Sans prétendre à l’exhaustivité, plusieurs aspects positifs des jeux vidéos peuvent ainsi être évoqués. Ces nouvelles compétences offertes par les jeux vidéos en ligne notamment dépendent de la qualité de chaque jeu et notamment de game play plus ou moins élaborés :

  • impact positif des jeux vidéos sur la plasticité cérébrale des joueurs, sur les capacités visuelles attentionnelles, sur l’amélioration de la motricité fine, sur la reconnaissance de l’alphabet et des nombres et plus généralement une meilleure compréhension de concepts généraux liés à la taille, la direction, la position, le temps, la quantité, la classification ;
  • les jeux vidéos peuvent renforcer l’estime et la confiance en soi (maîtrise de compétences), améliorer ses capacités de coordination et de management, renforcer le travail d’équipe et la coopération de groupe ;
  • les jeux vidéos peuvent générer une plus grande réceptivité dans l’apprentissage, renforcer sa capacité à « résoudre des problèmes », développer sa mémoire, améliorer sa rapidité d’exécution qui peuvent impacter positivement sur les capacités scolaires.

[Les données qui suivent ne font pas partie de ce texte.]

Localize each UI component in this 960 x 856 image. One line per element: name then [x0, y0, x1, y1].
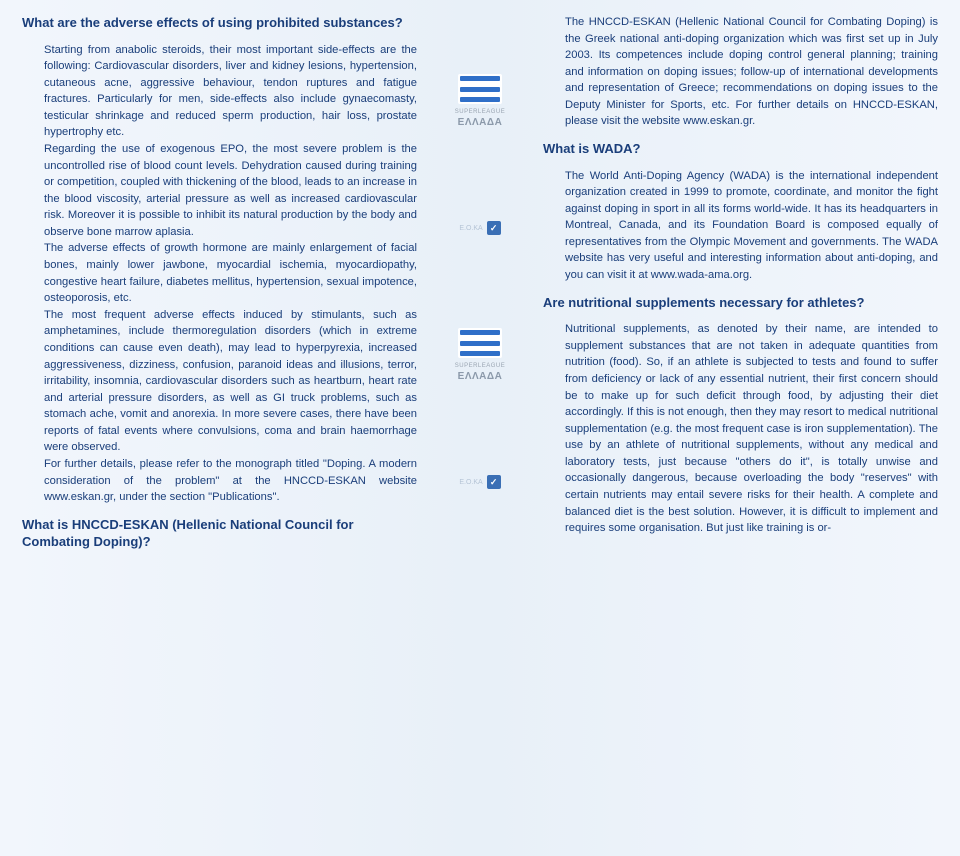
answer-further-details: For further details, please refer to the… [44, 456, 417, 506]
ellada-label: ΕΛΛΑΔΑ [458, 117, 503, 128]
answer-stimulants: The most frequent adverse effects induce… [44, 307, 417, 456]
superleague-label: SUPERLEAGUE [455, 109, 506, 115]
answer-hnccd-eskan: The HNCCD-ESKAN (Hellenic National Counc… [565, 14, 938, 130]
answer-steroids: Starting from anabolic steroids, their m… [44, 42, 417, 141]
answer-epo: Regarding the use of exogenous EPO, the … [44, 141, 417, 240]
question-adverse-effects: What are the adverse effects of using pr… [22, 14, 417, 32]
question-hnccd-eskan: What is HNCCD-ESKAN (Hellenic National C… [22, 516, 417, 551]
answer-wada: The World Anti-Doping Agency (WADA) is t… [565, 168, 938, 284]
check-icon [487, 221, 501, 235]
eoka-label: Ε.Ο.ΚΑ [459, 479, 482, 486]
eoka-badge-2: Ε.Ο.ΚΑ [458, 472, 502, 492]
eoka-badge-1: Ε.Ο.ΚΑ [458, 218, 502, 238]
answer-growth-hormone: The adverse effects of growth hormone ar… [44, 240, 417, 306]
check-icon [487, 475, 501, 489]
ellada-label: ΕΛΛΑΔΑ [458, 371, 503, 382]
eoka-label: Ε.Ο.ΚΑ [459, 225, 482, 232]
superleague-logo-1: SUPERLEAGUE ΕΛΛΑΔΑ [455, 74, 506, 128]
answer-supplements: Nutritional supplements, as denoted by t… [565, 321, 938, 537]
greek-flag-icon [458, 74, 502, 104]
center-logo-strip: SUPERLEAGUE ΕΛΛΑΔΑ Ε.Ο.ΚΑ SUPERLEAGUE ΕΛ… [435, 14, 525, 842]
superleague-label: SUPERLEAGUE [455, 363, 506, 369]
page: What are the adverse effects of using pr… [0, 0, 960, 856]
superleague-logo-2: SUPERLEAGUE ΕΛΛΑΔΑ [455, 328, 506, 382]
question-supplements: Are nutritional supplements necessary fo… [543, 294, 938, 312]
right-column: The HNCCD-ESKAN (Hellenic National Counc… [525, 14, 938, 842]
greek-flag-icon [458, 328, 502, 358]
question-wada: What is WADA? [543, 140, 938, 158]
left-column: What are the adverse effects of using pr… [22, 14, 435, 842]
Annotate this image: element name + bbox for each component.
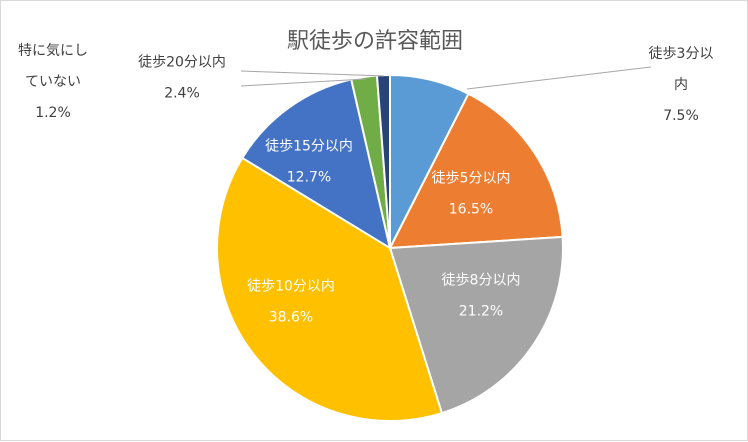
- data-label-value: 38.6%: [269, 310, 313, 326]
- data-label-value: 12.7%: [287, 170, 331, 186]
- data-label-value: 2.4%: [164, 86, 200, 102]
- data-label-value: 16.5%: [449, 202, 493, 218]
- data-label-category: 徒歩8分以内: [442, 273, 521, 289]
- pie-slice: [388, 235, 564, 415]
- pie-slice: [216, 156, 444, 422]
- data-label-category: 内: [674, 77, 688, 93]
- chart-title: 駅徒歩の許容範囲: [287, 29, 463, 54]
- pie-slices: [216, 73, 564, 422]
- pie-slice: [240, 78, 392, 251]
- data-label-value: 21.2%: [459, 304, 503, 320]
- data-label-category: 徒歩3分以: [649, 46, 714, 62]
- data-label-category: ていない: [25, 74, 81, 90]
- data-label-category: 徒歩20分以内: [138, 55, 226, 71]
- data-label-category: 徒歩5分以内: [432, 171, 511, 187]
- data-label-category: 徒歩15分以内: [265, 139, 353, 155]
- data-label-value: 7.5%: [663, 108, 699, 124]
- leader-lines: [240, 66, 652, 90]
- data-label-category: 徒歩10分以内: [247, 279, 335, 295]
- pie-slice: [388, 92, 564, 250]
- leader-line: [240, 70, 385, 77]
- leader-line: [466, 66, 652, 90]
- data-label-category: 特に気にし: [18, 43, 88, 59]
- leader-line: [240, 78, 367, 87]
- data-label-value: 1.2%: [35, 105, 71, 121]
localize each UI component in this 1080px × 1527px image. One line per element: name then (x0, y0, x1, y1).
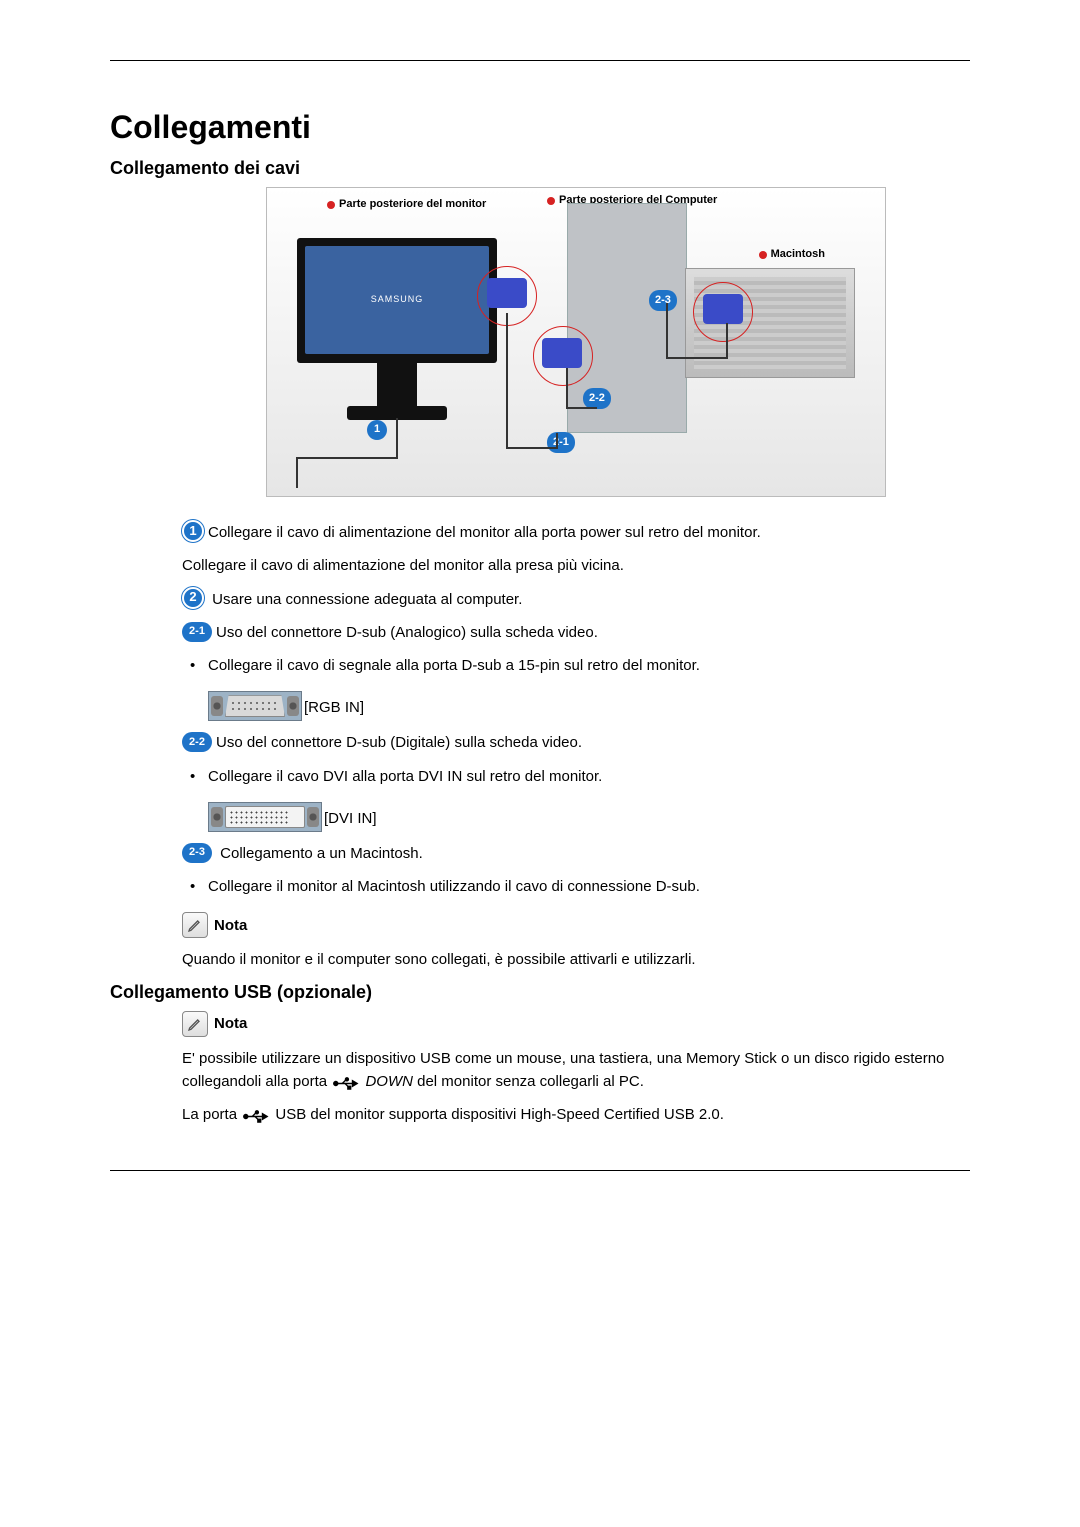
red-dot-icon (759, 251, 767, 259)
rgb-port-label: [RGB IN] (304, 696, 364, 719)
step-2: 2 Usare una connessione adeguata al comp… (182, 588, 970, 611)
connection-diagram: Parte posteriore del monitor Parte poste… (266, 187, 886, 497)
screw-icon (287, 696, 299, 716)
dvi-port-image (208, 802, 322, 832)
usb-para-2a: La porta (182, 1106, 241, 1123)
dsub-connector-icon (225, 695, 285, 717)
note-text-1: Quando il monitor e il computer sono col… (182, 948, 970, 971)
usb-paragraph-1: E' possibile utilizzare un dispositivo U… (182, 1047, 970, 1094)
red-dot-icon (547, 197, 555, 205)
diagram-circle-2 (533, 326, 593, 386)
diagram-badge-22: 2-2 (583, 388, 611, 409)
diagram-monitor-base (347, 406, 447, 420)
step-2-3-bullets: Collegare il monitor al Macintosh utiliz… (182, 875, 970, 898)
diagram-badge-1: 1 (367, 420, 387, 440)
rgb-port-block: [RGB IN] (208, 691, 970, 721)
step-2-1: 2-1Uso del connettore D-sub (Analogico) … (182, 621, 970, 644)
badge-2-1-icon: 2-1 (182, 622, 212, 642)
step-2-1-bullets: Collegare il cavo di segnale alla porta … (182, 654, 970, 677)
note-pencil-icon (182, 1011, 208, 1037)
page-title: Collegamenti (110, 109, 970, 146)
section-heading-usb: Collegamento USB (opzionale) (110, 982, 970, 1003)
step-1-continued: Collegare il cavo di alimentazione del m… (182, 554, 970, 577)
step-2-1-bullet-1: Collegare il cavo di segnale alla porta … (208, 654, 970, 677)
screw-icon (211, 807, 223, 827)
badge-1-icon: 1 (182, 520, 204, 542)
badge-2-3-icon: 2-3 (182, 843, 212, 863)
section-usb-content: Nota E' possibile utilizzare un disposit… (182, 1011, 970, 1127)
step-2-2-text: Uso del connettore D-sub (Digitale) sull… (216, 734, 582, 751)
diagram-monitor-screen: SAMSUNG (305, 246, 489, 354)
dvi-port-label: [DVI IN] (324, 807, 377, 830)
usb-icon (333, 1074, 359, 1088)
diagram-circle-3 (693, 282, 753, 342)
note-pencil-icon (182, 912, 208, 938)
badge-2-icon: 2 (182, 587, 204, 609)
step-2-1-text: Uso del connettore D-sub (Analogico) sul… (216, 624, 598, 641)
usb-icon (243, 1107, 269, 1121)
top-divider (110, 60, 970, 61)
diagram-badge-21: 2-1 (547, 432, 575, 453)
usb-down-word: DOWN (365, 1073, 413, 1090)
step-2-2-bullets: Collegare il cavo DVI alla porta DVI IN … (182, 765, 970, 788)
red-dot-icon (327, 201, 335, 209)
bottom-divider (110, 1170, 970, 1171)
step-2-2-bullet-1: Collegare il cavo DVI alla porta DVI IN … (208, 765, 970, 788)
diagram-circle-1 (477, 266, 537, 326)
step-2-3: 2-3 Collegamento a un Macintosh. (182, 842, 970, 865)
rgb-port-image (208, 691, 302, 721)
note-row-2: Nota (182, 1011, 970, 1037)
step-1-text: Collegare il cavo di alimentazione del m… (208, 524, 761, 541)
step-2-text: Usare una connessione adeguata al comput… (208, 591, 522, 608)
badge-2-2-icon: 2-2 (182, 732, 212, 752)
usb-para-1b: del monitor senza collegarli al PC. (413, 1073, 644, 1090)
diagram-badge-23: 2-3 (649, 290, 677, 311)
diagram-label-monitor: Parte posteriore del monitor (327, 196, 486, 213)
usb-paragraph-2: La porta USB del monitor supporta dispos… (182, 1103, 970, 1126)
section-cables-content: Parte posteriore del monitor Parte poste… (182, 187, 970, 972)
note-label-1: Nota (214, 914, 247, 937)
section-heading-cables: Collegamento dei cavi (110, 158, 970, 179)
step-2-2: 2-2Uso del connettore D-sub (Digitale) s… (182, 731, 970, 754)
step-2-3-text: Collegamento a un Macintosh. (216, 845, 423, 862)
step-1: 1Collegare il cavo di alimentazione del … (182, 521, 970, 544)
screw-icon (307, 807, 319, 827)
note-row-1: Nota (182, 912, 970, 938)
screw-icon (211, 696, 223, 716)
diagram-label-mac: Macintosh (759, 246, 825, 263)
dvi-connector-icon (225, 806, 305, 828)
note-label-2: Nota (214, 1012, 247, 1035)
usb-para-2b: USB del monitor supporta dispositivi Hig… (275, 1106, 724, 1123)
dvi-port-block: [DVI IN] (208, 802, 970, 832)
step-2-3-bullet-1: Collegare il monitor al Macintosh utiliz… (208, 875, 970, 898)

En outre, à l’opposé de la représentation du jeu vidéo déstructurant les relations familiales notamment entre parents et enfants, qui relève pour l’essentiel des cas de joueurs excessifs, les jeux vidéos en réseau peuvent contenir une forte dimension socialisante et familiale. Ainsi, l’UNAF considère que les jeux vidéos peuvent constituer une « expérience familiale positive » (pour reprendre l’expression du réseau éducation-médias au Canada) :

  • certains jeux vidéos peuvent impliquer de nouvelles formes de solidarité et permettent, dans certaines configurations familiales, – familles éclatées sur le territoire par exemple – de nouvelles formes de relations ;
  • les jeux vidéos peuvent initier les enfants au principe de solidarité, de coopération, de stratégie, de travail en équipe, de vie en société.

La dimension sociale du jeu vidéo en ligne est particulièrement sensible dans les jeux développant des instances (zones de jeux spécifiques où un nombre défini de joueurs se retrouvent pour poursuivre un ou des objectifs communs)

Pour autant, les jeux vidéos présentent des aspects négatifs que les parents doivent connaître :

  • risque de dépendance ;
  • violence des jeux vidéos : il n’est pas, en l’état de la recherche, possible d’affirmer avec certitude que la violence d’un jeu vidéo va inciter l’enfant à se comporter violemment. L’on peut en revanche dire que le fait de jouer à des jeux vidéos jugés violents va augmenter la probabilité de comportements plus agressifs tant verbaux que physiques dans le monde réel.
    En outre, les jeux vidéo peuvent aussi être un moyen de canaliser la violence chez l’enfant à des moments particuliers.
    Enfin, les plus jeunes enfants ont plus de difficulté à discerner la réalité de la fiction. Ils sont donc de fait plus vulnérables aux effets de la violence des jeux vidéos ;
  • banalisation de la violence et désensibilisation à la victime ;
  • les joueurs les plus jeunes et/ou fragiles peuvent accéder à des images/vidéos violentes préjudiciables ou désobligeantes ;
  • propos injurieux, insultes dans le cadre des jeux en réseau et en particulier un renforcement de stéréotypes raciaux et sexuels ;
  • épilepsie photosensible (phénomène rare) ;
  • le sentiment de tout contrôler dans l’univers du jeu vidéo qui se marie mal avec les contraintes du monde réel.